The taxpayer owned real property in Spain. This property was sold during the income year and the taxpayer received a net capital gain.
The taxpayer paid Spanish tax on the amount of the net capital gain.
Reasons for Decision
Section 6-10 of the ITAA 1997 provides that a taxpayer's assessable income includes statutory income amounts that are not ordinary income but are included in assessable income by another provision. The assessable income of an Australian resident includes statutory income from all sources, whether in or out of Australia. (subsection 6-10(4) of the ITAA 1997)
Section 10-5 of the ITAA 1997 lists those provisions about assessable income. Included in this list is section 102-5 of the ITAA 1997 which provides that a net capital gain is to be included in assessable income.

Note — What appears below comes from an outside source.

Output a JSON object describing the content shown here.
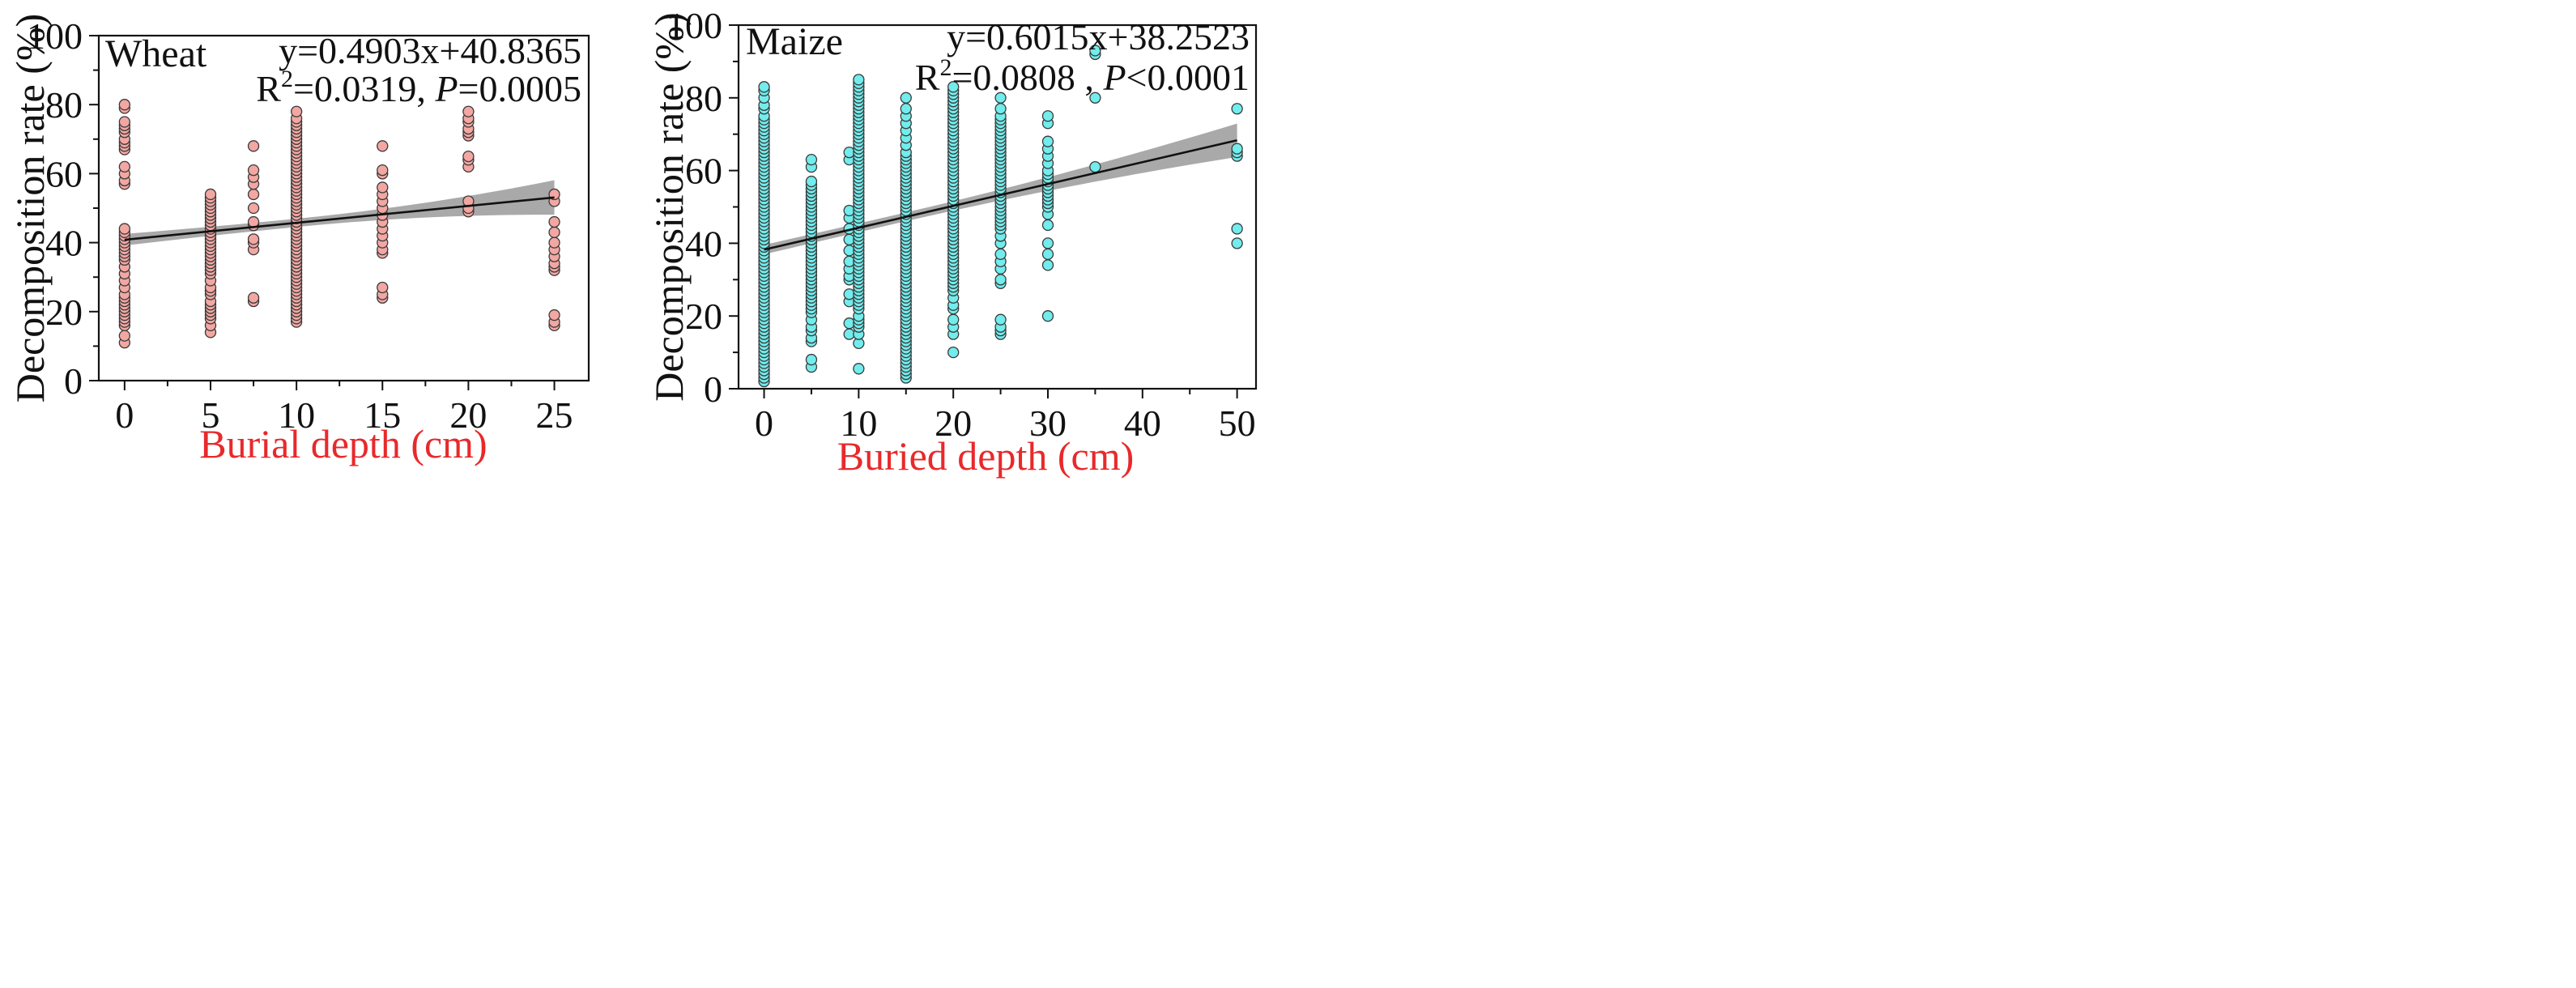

In determining liability to Australian tax on foreign sourced income it is necessary to consider not only the income tax laws but also any applicable double tax agreement contained in the International Tax Agreements Act 1953 (the Agreements Act).

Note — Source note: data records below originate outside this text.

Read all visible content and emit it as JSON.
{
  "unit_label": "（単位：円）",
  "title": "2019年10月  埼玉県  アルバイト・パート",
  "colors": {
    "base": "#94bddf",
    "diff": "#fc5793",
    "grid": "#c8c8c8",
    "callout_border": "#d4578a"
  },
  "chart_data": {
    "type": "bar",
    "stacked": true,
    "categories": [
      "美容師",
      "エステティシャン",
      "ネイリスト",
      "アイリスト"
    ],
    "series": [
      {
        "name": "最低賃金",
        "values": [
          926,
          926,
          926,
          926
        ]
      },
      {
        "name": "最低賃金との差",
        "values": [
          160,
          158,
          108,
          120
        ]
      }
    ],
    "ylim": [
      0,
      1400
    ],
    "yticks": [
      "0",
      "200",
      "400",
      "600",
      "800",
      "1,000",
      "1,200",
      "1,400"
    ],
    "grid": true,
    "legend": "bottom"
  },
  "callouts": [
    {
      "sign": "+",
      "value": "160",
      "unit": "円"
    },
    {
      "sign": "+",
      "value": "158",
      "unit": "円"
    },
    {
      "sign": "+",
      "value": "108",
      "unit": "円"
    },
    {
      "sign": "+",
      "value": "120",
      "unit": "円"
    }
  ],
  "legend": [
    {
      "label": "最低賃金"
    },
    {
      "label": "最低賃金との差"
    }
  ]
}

Section 4 of the Agreements Act incorporates that Act with the ITAA 1997 so that those Acts are read as one. The Agreement Act effectively overrides that ITAA 1997 where there are inconsistent provisions (except for some limited provisions).
Schedule 39 of the Agreements Act contains the double tax agreement between Australia and Spain (the Spanish Agreement). The Spanish Agreement operates to avoid the double taxation of amounts received by Australian and Spanish residents.

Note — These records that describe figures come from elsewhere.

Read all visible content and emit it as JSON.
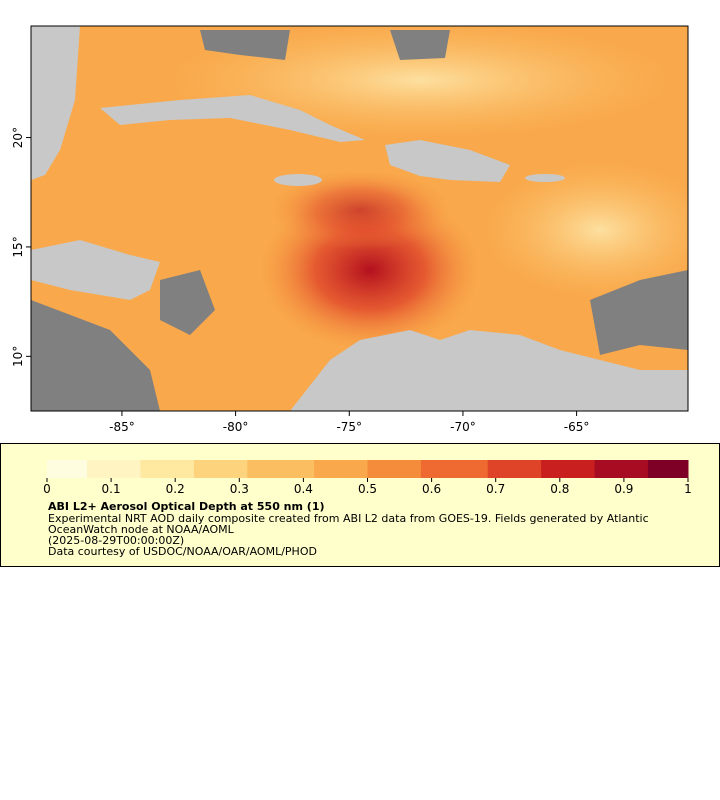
{
  "map": {
    "xlim": [
      -89,
      -60.1
    ],
    "ylim": [
      7.5,
      25.1
    ],
    "xticks": [
      {
        "value": -85,
        "label": "-85°"
      },
      {
        "value": -80,
        "label": "-80°"
      },
      {
        "value": -75,
        "label": "-75°"
      },
      {
        "value": -70,
        "label": "-70°"
      },
      {
        "value": -65,
        "label": "-65°"
      }
    ],
    "yticks": [
      {
        "value": 10,
        "label": "10°"
      },
      {
        "value": 15,
        "label": "15°"
      },
      {
        "value": 20,
        "label": "20°"
      }
    ]
  },
  "colorbar": {
    "lim": [
      0,
      1
    ],
    "ticks": [
      0,
      0.1,
      0.2,
      0.3,
      0.4,
      0.5,
      0.6,
      0.7,
      0.8,
      0.9,
      1
    ],
    "colors": [
      "#fffde0",
      "#fff4c2",
      "#ffe8a0",
      "#fdd37e",
      "#fbbf62",
      "#f9a84b",
      "#f58c3b",
      "#ee6a30",
      "#e04428",
      "#c9201f",
      "#a70c22",
      "#7f0026"
    ]
  },
  "legend": {
    "title": "ABI L2+ Aerosol Optical Depth at 550 nm (1)",
    "lines": [
      "Experimental NRT AOD daily composite created from ABI L2 data from GOES-19. Fields generated by Atlantic",
      "OceanWatch node at NOAA/AOML",
      "(2025-08-29T00:00:00Z)",
      "Data courtesy of USDOC/NOAA/OAR/AOML/PHOD"
    ]
  }
}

Article 13 of the Spanish Agreement deals with alienation of property. Paragraph (1) of Article 13 provides that income or gains derived by a resident of Australia from the alienation of real property situated in Spain may be taxed in Spain. The Spanish Agreement does not exclude the net capital gain from being taxed in Australia and it may therefore be taxable in both countries.
Paragraph (1) of Article 23 of the Spanish Agreement provides that, subject to the provisions of the law of Australia, a credit for any tax paid in Spain will be allowed against Australian tax payable on income from Spanish sources.
Subsection 160AF(1) of the Income Tax Assessment Act 1936 (ITAA 1936) provides that where the assessable income of a resident contains foreign sourced income and foreign tax has been paid on that income a foreign tax credit will be allowed. The foreign tax credit allowed against Australian income tax is the lesser of: • the amount of that foreign tax paid, reduced in accordance with any relief available to the taxpayer under the law relating to that tax, or • the amount of Australian tax payable in respect of the foreign income.
The net capital gain received by the taxpayer forms part of their assessable under section 6-10 of the ITAA 1997. As foreign tax has been paid in relation to this net capital gain a foreign tax credit will be allowed. Note: If the foreign tax paid on the net capital gain is less than the Australian tax payable the taxpayer will be entitled to a full credit for the foreign tax paid. Where the foreign tax paid is greater than the Australian tax payable, the taxpayer is only entitled to a credit equal to the value of the Australian tax payable and cannot recover any excess foreign tax paid. However, any excess foreign tax credit may be carried forward for a maximum of five years for application against future tax payable on the taxpayer's foreign income provided the requirements of section 160AFE of the ITAA 1936 are met.